Third, Oli assumes that URLs unto themselves need to be readable, mostly because I think he assumes URLs are presented without context. However, intuitively, this does not seem to be the case -- URLs are hardly ever sent without context. When my aggregator pulls the latest feeds, it sends a description. When I search on Google for something, I get an abstract. When someone I don't know, or even do know, mails me a link they usually provide a note that tells me what it's about. I don't need to analyze the URL to know this, its told to me. I don't need to assume anything, most likely wrong anyway, about the structure since the site exists to tell me about the content, far more so than the URLs do. And for those rare circumstances when I do get a link without context, it's almost always from a trusted source -- and that trust compels me to visit the link, regardless of the URL. And when I get links from untrusted sources, they have to "sell" me on why I should visit their link, they don't count on me digesting the URL -- even more context.

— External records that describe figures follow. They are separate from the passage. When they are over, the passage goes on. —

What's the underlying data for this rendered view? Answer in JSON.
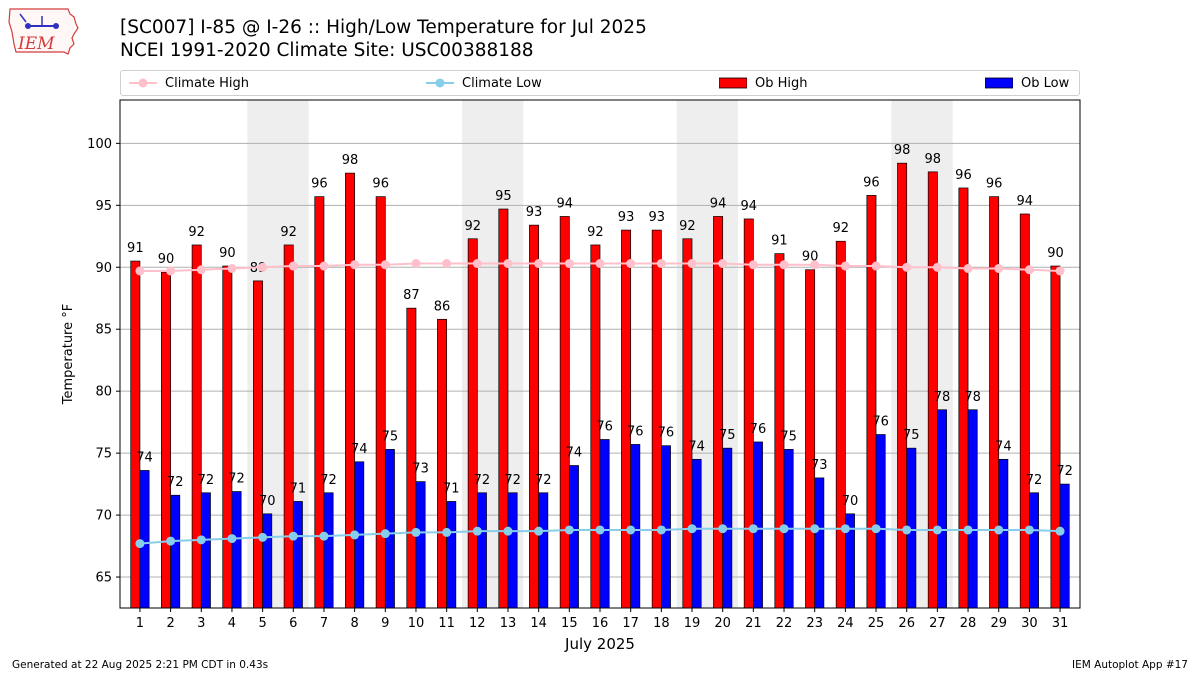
{
  "header": {
    "title_line1": "[SC007] I-85 @ I-26  :: High/Low Temperature for Jul 2025",
    "title_line2": "NCEI 1991-2020 Climate Site: USC00388188",
    "logo_text": "IEM"
  },
  "legend": {
    "climate_high": "Climate High",
    "climate_low": "Climate Low",
    "ob_high": "Ob High",
    "ob_low": "Ob Low"
  },
  "footer": {
    "generated": "Generated at 22 Aug 2025 2:21 PM CDT in 0.43s",
    "app": "IEM Autoplot App #17"
  },
  "colors": {
    "ob_high": "#ff0000",
    "ob_low": "#0000ff",
    "climate_high": "#ffc0cb",
    "climate_low": "#87ceeb",
    "weekend_shade": "#eeeeee",
    "grid": "#b0b0b0"
  },
  "chart_data": {
    "type": "bar",
    "xlabel": "July 2025",
    "ylabel": "Temperature °F",
    "ylim": [
      62.5,
      103.5
    ],
    "yticks": [
      65,
      70,
      75,
      80,
      85,
      90,
      95,
      100
    ],
    "grid": "horizontal",
    "legend_position": "top",
    "x": [
      1,
      2,
      3,
      4,
      5,
      6,
      7,
      8,
      9,
      10,
      11,
      12,
      13,
      14,
      15,
      16,
      17,
      18,
      19,
      20,
      21,
      22,
      23,
      24,
      25,
      26,
      27,
      28,
      29,
      30,
      31
    ],
    "weekend_shading": [
      [
        5,
        6
      ],
      [
        12,
        13
      ],
      [
        19,
        20
      ],
      [
        26,
        27
      ]
    ],
    "series": [
      {
        "name": "Ob High",
        "kind": "bar",
        "values": [
          90.5,
          89.6,
          91.8,
          90.1,
          88.9,
          91.8,
          95.7,
          97.6,
          95.7,
          86.7,
          85.8,
          92.3,
          94.7,
          93.4,
          94.1,
          91.8,
          93.0,
          93.0,
          92.3,
          94.1,
          93.9,
          91.1,
          89.8,
          92.1,
          95.8,
          98.4,
          97.7,
          96.4,
          95.7,
          94.3,
          90.1
        ],
        "labels": [
          "91",
          "90",
          "92",
          "90",
          "89",
          "92",
          "96",
          "98",
          "96",
          "87",
          "86",
          "92",
          "95",
          "93",
          "94",
          "92",
          "93",
          "93",
          "92",
          "94",
          "94",
          "91",
          "90",
          "92",
          "96",
          "98",
          "98",
          "96",
          "96",
          "94",
          "90"
        ]
      },
      {
        "name": "Ob Low",
        "kind": "bar",
        "values": [
          73.6,
          71.6,
          71.8,
          71.9,
          70.1,
          71.1,
          71.8,
          74.3,
          75.3,
          72.7,
          71.1,
          71.8,
          71.8,
          71.8,
          74.0,
          76.1,
          75.7,
          75.6,
          74.5,
          75.4,
          75.9,
          75.3,
          73.0,
          70.1,
          76.5,
          75.4,
          78.5,
          78.5,
          74.5,
          71.8,
          72.5
        ],
        "labels": [
          "74",
          "72",
          "72",
          "72",
          "70",
          "71",
          "72",
          "74",
          "75",
          "73",
          "71",
          "72",
          "72",
          "72",
          "74",
          "76",
          "76",
          "76",
          "74",
          "75",
          "76",
          "75",
          "73",
          "70",
          "76",
          "75",
          "78",
          "78",
          "74",
          "72",
          "72"
        ]
      },
      {
        "name": "Climate High",
        "kind": "line",
        "values": [
          89.7,
          89.7,
          89.8,
          89.9,
          90.0,
          90.1,
          90.1,
          90.2,
          90.2,
          90.3,
          90.3,
          90.3,
          90.3,
          90.3,
          90.3,
          90.3,
          90.3,
          90.3,
          90.3,
          90.3,
          90.2,
          90.2,
          90.2,
          90.1,
          90.1,
          90.0,
          90.0,
          89.9,
          89.9,
          89.8,
          89.7
        ]
      },
      {
        "name": "Climate Low",
        "kind": "line",
        "values": [
          67.7,
          67.9,
          68.0,
          68.1,
          68.2,
          68.3,
          68.3,
          68.4,
          68.5,
          68.6,
          68.6,
          68.7,
          68.7,
          68.7,
          68.8,
          68.8,
          68.8,
          68.8,
          68.9,
          68.9,
          68.9,
          68.9,
          68.9,
          68.9,
          68.9,
          68.8,
          68.8,
          68.8,
          68.8,
          68.8,
          68.7
        ]
      }
    ]
  }
}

Forth, Cruft applies to all URLs, regardless of purpose. Most of these discussions center on blogs and posts, but that's such an infinitely small part of the web we know today. I am not sure how much most people have had to deal with non-blog like uses, but from a programmer's perspective, there's nothing quite so elegant as a unified scheme for location resources. Do we focus too much on what the end user sees, URL wise? Of course not, because the other part of our job is to present data to them intuitively.. and that almost always means NOT showing them anything about the URL. When John Q. comes to our site looking for desk lamps, we don't really want him to type in domain.com/desklamps. We want him on the front page and then we provide him with a number of different mechanisms (ads, directories, search) to locate anything and everything he wants.

In all, the arguments for Cruft and against it are really moot. I think that if humans desire more readable resource locators, then they need to work with software that can systematically generate those addresses. This process need not be unattended, and should definitely allow for augmentation and further modification by the author. Computer systems are designed to chew these types of resources and the tools and applications we make and interact with are meant to ease our use of them. Arguments for fully self-administered readability in URIs seems to assume a much higher committment to the mechanics over the content -- but I think the content is what matters to the people, let the machines sort out the rest.